Updating the Growth Management Act: Once More, With Feeling

Like many climate activists in Washington, I was dismayed when the legislature last year allowed the clock run out on HB 1099, a bill that would have updated the Growth Management Act to accommodate, among other things, the impacts of the climate crisis. The bill had wide support from environmental activists, housing reform advocates, and other organizations, including 350 Spokane. 

Almost a year later—after yet another blazing summer, abnormally warm autumn, and precipitous winter—a version of 1099 has been reintroduced in the form of HB 1181 in the House, SB 5203 in the Senate. 

Described in its title as a bill for “improving the state’s response to climate change by updating the state’s planning framework,” HB 1181 would tackle housing, climate resiliency, and greenhouse gas reduction simultaneously, through the lens of urban growth.

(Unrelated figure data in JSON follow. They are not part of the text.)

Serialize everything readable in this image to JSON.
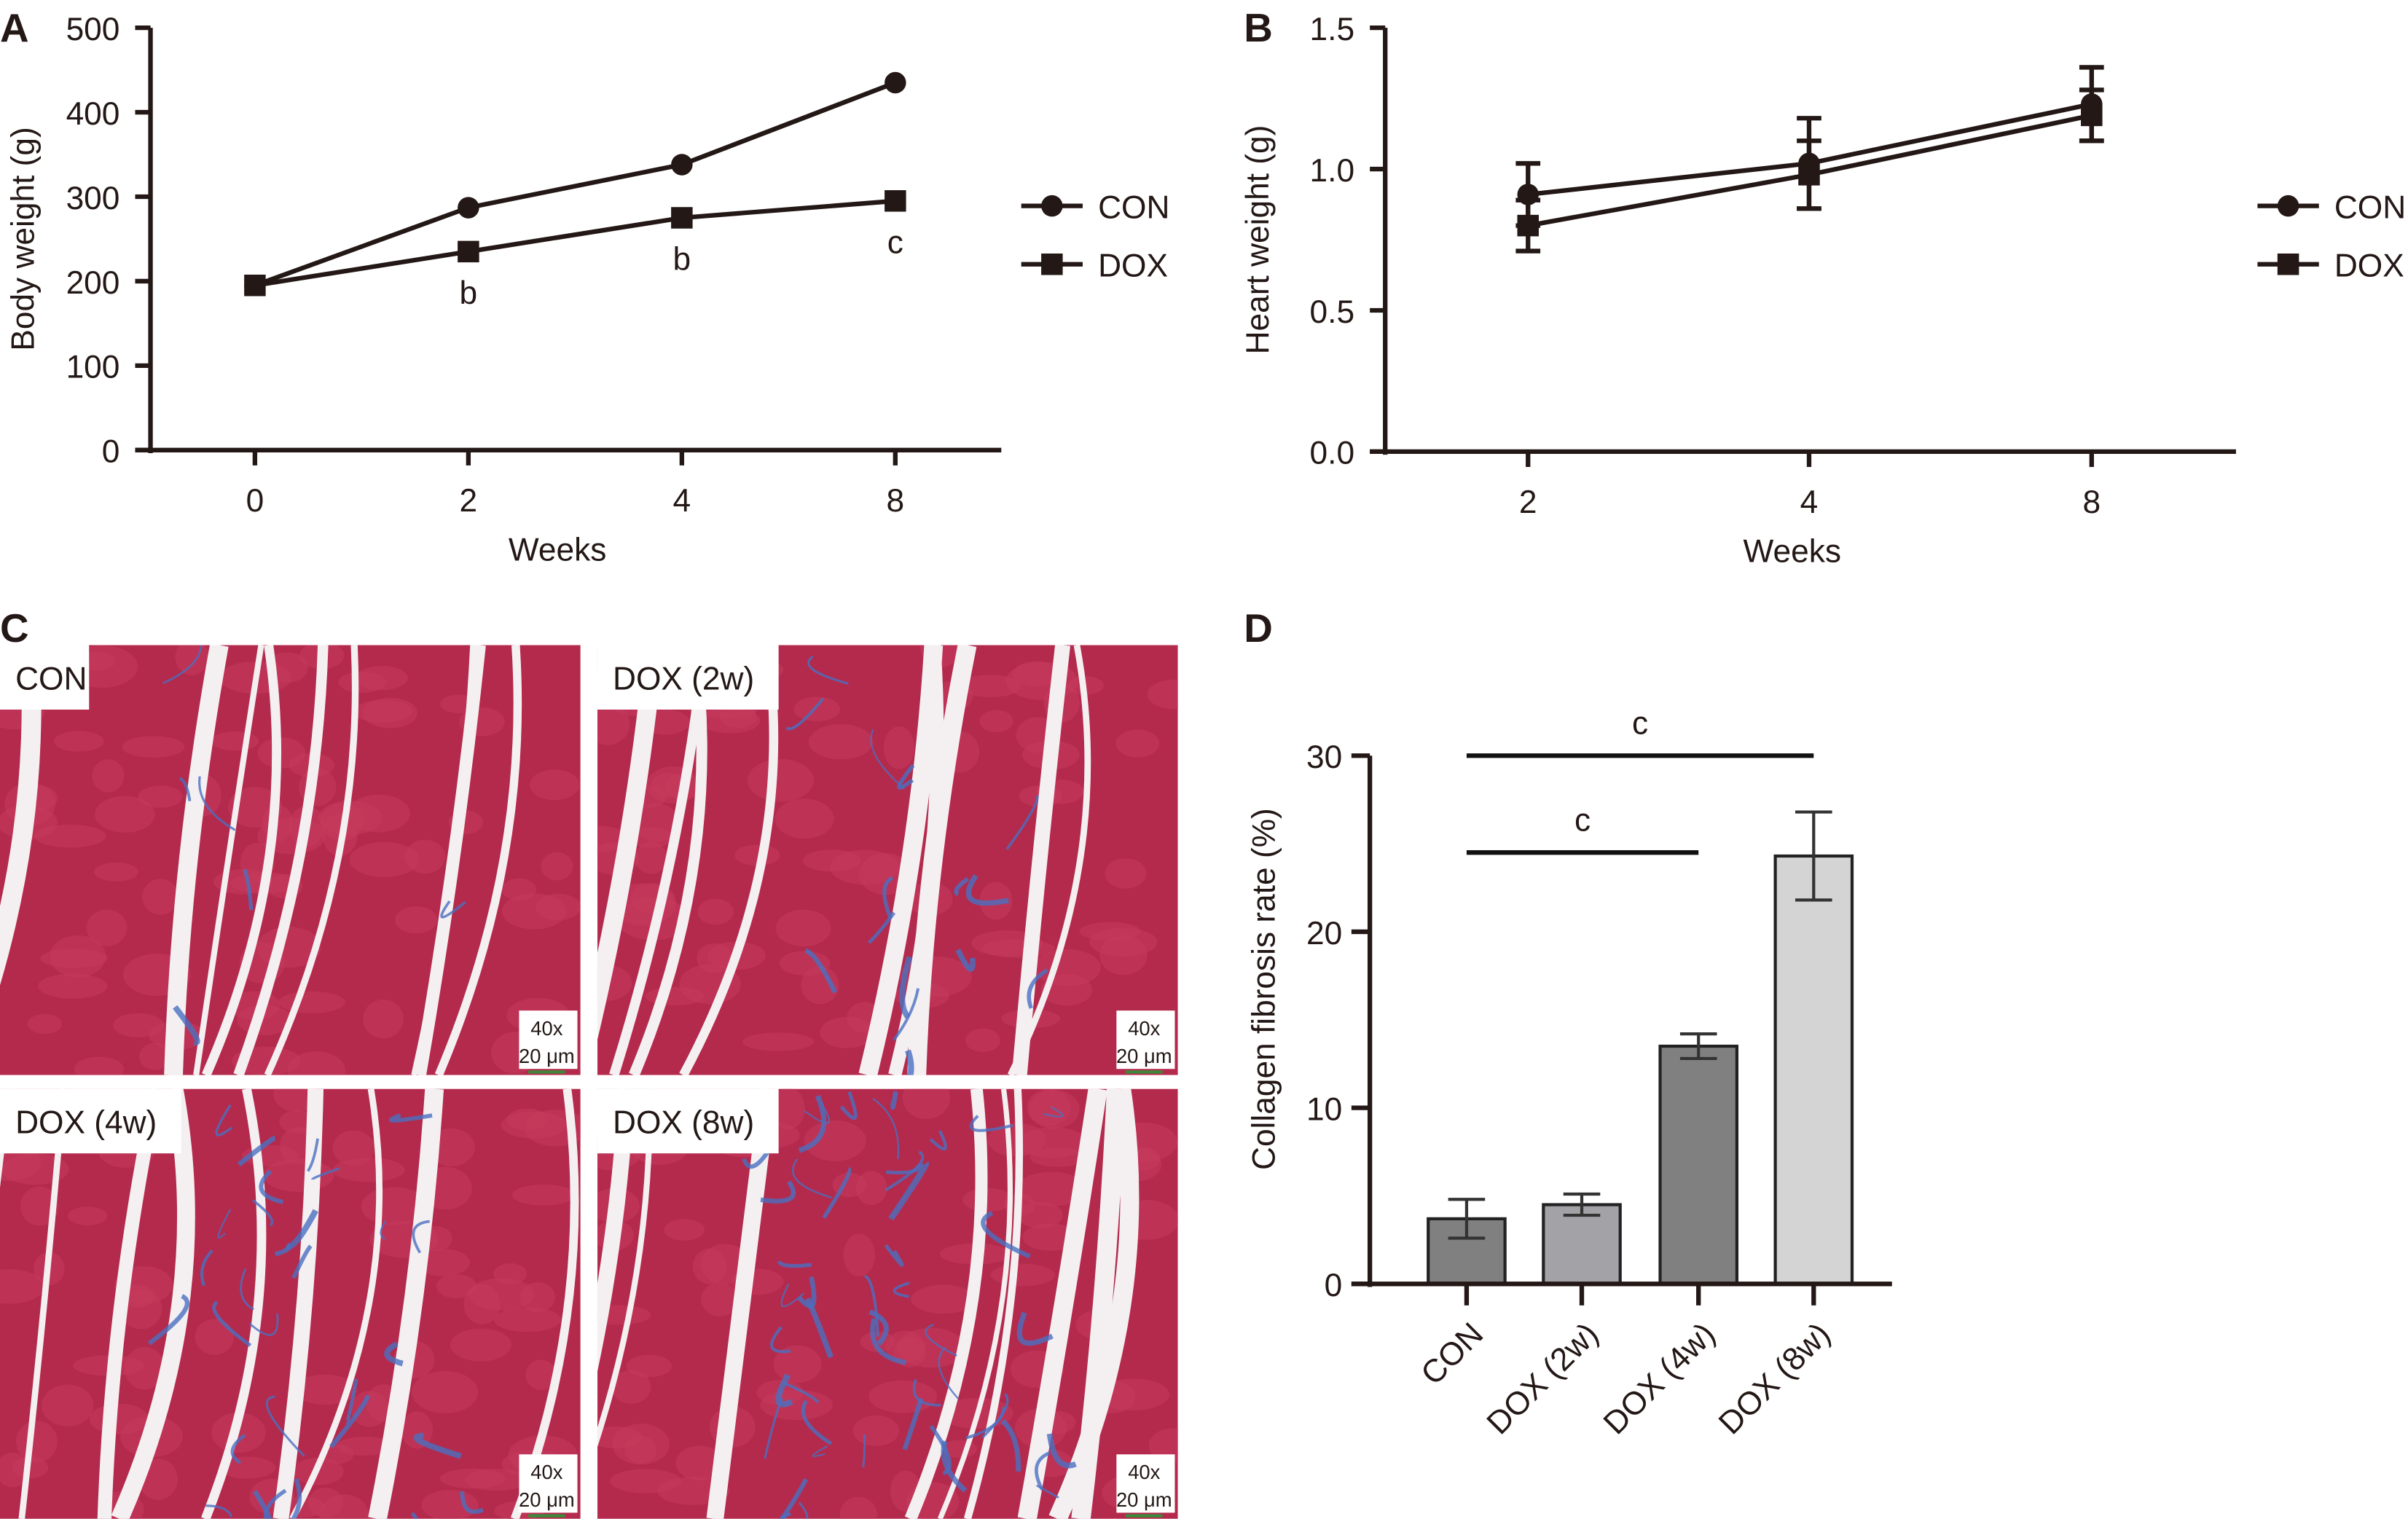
{
  "chart_data": [
    {
      "panel": "A",
      "type": "line",
      "xlabel": "Weeks",
      "ylabel": "Body weight (g)",
      "categories": [
        "0",
        "2",
        "4",
        "8"
      ],
      "ylim": [
        0,
        500
      ],
      "yticks": [
        "0",
        "100",
        "200",
        "300",
        "400",
        "500"
      ],
      "series": [
        {
          "name": "CON",
          "marker": "circle",
          "values": [
            195,
            287,
            338,
            435
          ]
        },
        {
          "name": "DOX",
          "marker": "square",
          "values": [
            195,
            235,
            275,
            295
          ]
        }
      ],
      "annotations": [
        {
          "x": "2",
          "text": "b"
        },
        {
          "x": "4",
          "text": "b"
        },
        {
          "x": "8",
          "text": "c"
        }
      ],
      "legend": "right"
    },
    {
      "panel": "B",
      "type": "line",
      "xlabel": "Weeks",
      "ylabel": "Heart weight (g)",
      "categories": [
        "2",
        "4",
        "8"
      ],
      "ylim": [
        0,
        1.5
      ],
      "yticks": [
        "0.0",
        "0.5",
        "1.0",
        "1.5"
      ],
      "series": [
        {
          "name": "CON",
          "marker": "circle",
          "values": [
            0.91,
            1.02,
            1.23
          ],
          "error": [
            0.11,
            0.16,
            0.13
          ]
        },
        {
          "name": "DOX",
          "marker": "square",
          "values": [
            0.8,
            0.98,
            1.19
          ],
          "error": [
            0.09,
            0.12,
            0.09
          ]
        }
      ],
      "legend": "right"
    },
    {
      "panel": "D",
      "type": "bar",
      "ylabel": "Collagen fibrosis rate (%)",
      "categories": [
        "CON",
        "DOX (2w)",
        "DOX (4w)",
        "DOX (8w)"
      ],
      "values": [
        3.7,
        4.5,
        13.5,
        24.3
      ],
      "error": [
        1.1,
        0.6,
        0.7,
        2.5
      ],
      "colors": [
        "#808080",
        "#a3a3a7",
        "#808080",
        "#d4d4d4"
      ],
      "ylim": [
        0,
        30
      ],
      "yticks": [
        "0",
        "10",
        "20",
        "30"
      ],
      "significance": [
        {
          "from": "CON",
          "to": "DOX (8w)",
          "level": 30,
          "text": "c"
        },
        {
          "from": "CON",
          "to": "DOX (4w)",
          "level": 24.5,
          "text": "c"
        }
      ]
    }
  ],
  "panel_c": {
    "label": "C",
    "images": [
      {
        "title": "CON",
        "magnification": "40x",
        "scale_bar": "20 μm",
        "fibrosis": 0.1
      },
      {
        "title": "DOX (2w)",
        "magnification": "40x",
        "scale_bar": "20 μm",
        "fibrosis": 0.25
      },
      {
        "title": "DOX (4w)",
        "magnification": "40x",
        "scale_bar": "20 μm",
        "fibrosis": 0.5
      },
      {
        "title": "DOX (8w)",
        "magnification": "40x",
        "scale_bar": "20 μm",
        "fibrosis": 0.8
      }
    ]
  },
  "panel_labels": {
    "a": "A",
    "b": "B",
    "c": "C",
    "d": "D"
  },
  "colors": {
    "ink": "#231815",
    "muscle": "#b42a4c",
    "collagen": "#4a6fc0"
  }
}
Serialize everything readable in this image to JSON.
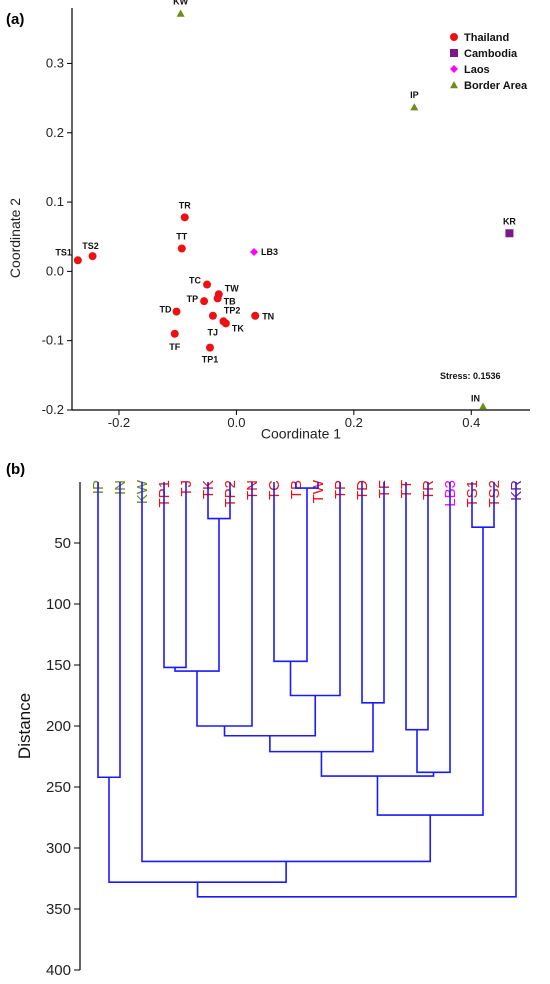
{
  "colors": {
    "Thailand": "#ee1111",
    "Cambodia": "#7b1a86",
    "Laos": "#ff00ff",
    "Border Area": "#6f8c1a",
    "dendrogram": "#1a1aff"
  },
  "chart_data": [
    {
      "panel": "(a)",
      "type": "scatter",
      "xlabel": "Coordinate 1",
      "ylabel": "Coordinate 2",
      "xlim": [
        -0.28,
        0.5
      ],
      "ylim": [
        -0.2,
        0.38
      ],
      "xticks": [
        "-0.2",
        "0.0",
        "0.2",
        "0.4"
      ],
      "xtick_values": [
        -0.2,
        0.0,
        0.2,
        0.4
      ],
      "yticks": [
        "0.3",
        "0.2",
        "0.1",
        "0.0",
        "-0.1",
        "-0.2"
      ],
      "ytick_values": [
        0.3,
        0.2,
        0.1,
        0.0,
        -0.1,
        -0.2
      ],
      "legend": [
        "Thailand",
        "Cambodia",
        "Laos",
        "Border Area"
      ],
      "legend_position": "top-right",
      "annotation": "Stress: 0.1536",
      "points": [
        {
          "label": "KW",
          "group": "Border Area",
          "x": -0.095,
          "y": 0.372
        },
        {
          "label": "IP",
          "group": "Border Area",
          "x": 0.303,
          "y": 0.237
        },
        {
          "label": "IN",
          "group": "Border Area",
          "x": 0.42,
          "y": -0.195
        },
        {
          "label": "KR",
          "group": "Cambodia",
          "x": 0.465,
          "y": 0.055
        },
        {
          "label": "LB3",
          "group": "Laos",
          "x": 0.03,
          "y": 0.028
        },
        {
          "label": "TS1",
          "group": "Thailand",
          "x": -0.27,
          "y": 0.016
        },
        {
          "label": "TS2",
          "group": "Thailand",
          "x": -0.245,
          "y": 0.022
        },
        {
          "label": "TR",
          "group": "Thailand",
          "x": -0.088,
          "y": 0.078
        },
        {
          "label": "TT",
          "group": "Thailand",
          "x": -0.093,
          "y": 0.033
        },
        {
          "label": "TC",
          "group": "Thailand",
          "x": -0.05,
          "y": -0.019
        },
        {
          "label": "TW",
          "group": "Thailand",
          "x": -0.03,
          "y": -0.033
        },
        {
          "label": "TP",
          "group": "Thailand",
          "x": -0.055,
          "y": -0.043
        },
        {
          "label": "TB",
          "group": "Thailand",
          "x": -0.032,
          "y": -0.039
        },
        {
          "label": "TD",
          "group": "Thailand",
          "x": -0.102,
          "y": -0.058
        },
        {
          "label": "TP2",
          "group": "Thailand",
          "x": -0.04,
          "y": -0.064
        },
        {
          "label": "TN",
          "group": "Thailand",
          "x": 0.032,
          "y": -0.064
        },
        {
          "label": "TJ",
          "group": "Thailand",
          "x": -0.022,
          "y": -0.072
        },
        {
          "label": "TK",
          "group": "Thailand",
          "x": -0.018,
          "y": -0.075
        },
        {
          "label": "TF",
          "group": "Thailand",
          "x": -0.105,
          "y": -0.09
        },
        {
          "label": "TP1",
          "group": "Thailand",
          "x": -0.045,
          "y": -0.11
        }
      ]
    },
    {
      "panel": "(b)",
      "type": "dendrogram",
      "ylabel": "Distance",
      "ylim": [
        0,
        400
      ],
      "yticks": [
        "50",
        "100",
        "150",
        "200",
        "250",
        "300",
        "350",
        "400"
      ],
      "ytick_values": [
        50,
        100,
        150,
        200,
        250,
        300,
        350,
        400
      ],
      "leaves": [
        {
          "label": "IP",
          "group": "Border Area"
        },
        {
          "label": "IN",
          "group": "Border Area"
        },
        {
          "label": "KW",
          "group": "Border Area"
        },
        {
          "label": "TP1",
          "group": "Thailand"
        },
        {
          "label": "TJ",
          "group": "Thailand"
        },
        {
          "label": "TK",
          "group": "Thailand"
        },
        {
          "label": "TP2",
          "group": "Thailand"
        },
        {
          "label": "TN",
          "group": "Thailand"
        },
        {
          "label": "TC",
          "group": "Thailand"
        },
        {
          "label": "TB",
          "group": "Thailand"
        },
        {
          "label": "TW",
          "group": "Thailand"
        },
        {
          "label": "TP",
          "group": "Thailand"
        },
        {
          "label": "TD",
          "group": "Thailand"
        },
        {
          "label": "TF",
          "group": "Thailand"
        },
        {
          "label": "TT",
          "group": "Thailand"
        },
        {
          "label": "TR",
          "group": "Thailand"
        },
        {
          "label": "LB3",
          "group": "Laos"
        },
        {
          "label": "TS1",
          "group": "Thailand"
        },
        {
          "label": "TS2",
          "group": "Thailand"
        },
        {
          "label": "KR",
          "group": "Cambodia"
        }
      ],
      "merges": [
        {
          "id": "m1",
          "a": "TB",
          "b": "TW",
          "height": 5
        },
        {
          "id": "m2",
          "a": "TK",
          "b": "TP2",
          "height": 30
        },
        {
          "id": "m3",
          "a": "TS1",
          "b": "TS2",
          "height": 37
        },
        {
          "id": "m4",
          "a": "TC",
          "b": "m1",
          "height": 147
        },
        {
          "id": "m5",
          "a": "TP1",
          "b": "TJ",
          "height": 152
        },
        {
          "id": "m6",
          "a": "m5",
          "b": "m2",
          "height": 155
        },
        {
          "id": "m7",
          "a": "m4",
          "b": "TP",
          "height": 175
        },
        {
          "id": "m8",
          "a": "TD",
          "b": "TF",
          "height": 181
        },
        {
          "id": "m9",
          "a": "m6",
          "b": "TN",
          "height": 200
        },
        {
          "id": "m10",
          "a": "TT",
          "b": "TR",
          "height": 203
        },
        {
          "id": "m11",
          "a": "m9",
          "b": "m7",
          "height": 208
        },
        {
          "id": "m12",
          "a": "m11",
          "b": "m8",
          "height": 221
        },
        {
          "id": "m13",
          "a": "m10",
          "b": "LB3",
          "height": 238
        },
        {
          "id": "m14",
          "a": "m12",
          "b": "m13",
          "height": 241
        },
        {
          "id": "m15",
          "a": "IP",
          "b": "IN",
          "height": 242
        },
        {
          "id": "m16",
          "a": "m14",
          "b": "m3",
          "height": 273
        },
        {
          "id": "m17",
          "a": "KW",
          "b": "m16",
          "height": 311
        },
        {
          "id": "m18",
          "a": "m15",
          "b": "m17",
          "height": 328
        },
        {
          "id": "m19",
          "a": "m18",
          "b": "KR",
          "height": 340
        }
      ]
    }
  ]
}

As an update to the 1990 Growth Management Act, the bill is one more acknowledgement that our goals for a sustainable future need to balance two key factors: mitigating the damage climate change will cause, and reducing the emissions that will make climate change worse. 

The GMA requires “local governments in fast-growing and densely populated counties to develop and adopt comprehensive plans” to adequately provide infrastructure—housing, roads, retail development, and (ugh) parking—for growing populations. Through growth management services, this has the potential to be one of the most effective tools the state has for improving the quality of life in numerous sectors in Washington. 

The proposed update in HB 1181 would provide funding for counties and municipalities to meet specific goals for reducing pollution (including CO2 emissions) and adapting to extreme weather events, such as the heat dome Washington experienced in 2021 and the increased risk of flooding from heavier rainfall. 

Spokane stands to gain from increased funding for climate resiliency and the guidance of specific objectives related to climate change. We already know that resiliency will only become costlier if state planning fails to drastically reduce emissions in all sectors (transportation, construction, material production), and at the same time, we are no longer in a position to simply reduce emissions without planning for the extreme weather events that those emissions have already exacerbated. 

HB 1181 is a good model, then, for the type of legislation we need going forward, legislation that builds resiliency at the local level and mandates a reduction in CO2 emissions through tangible goals, localized goals, such as housing and development. 

Like its predecessor bill, this year’s proposed update has a broad coalition of support from the ground up. Like its predecessor, HB 1181 could make it very far in the legislature and die at the last minute. Much of the support last year rode the waves of Futurewise’s WACan’tWait campaign, and yet the legislature let Washington wait another year before trying to take this crucial step forward. 

Washington cannot wait another year. We simply do not have the capacity to handle the whiplash of heatwaves, failed harvests, road closures, power outages—the list goes on, and will get bigger. 

Right now, HB 1181 is scheduled for a public hearing in the House Committee on Local Government, on January 17 at 10:30 AM. This will hopefully be the first step in its quick progress to the governor’s desk. But, as we learned last year, we cannot rely on hope alone if we want this bill to pass. 

Once more, now is the time to provide public comment in favor of HB 1181. Now is the time to write your legislators and urge them not to make the same mistake they made last year, to tell them how much we lost in the year we waited. Write early, write often. Do what you can to keep your representatives’ offices flooded with messages, calls, postcards, letters, in support of climate resiliency in the Growth Management Act.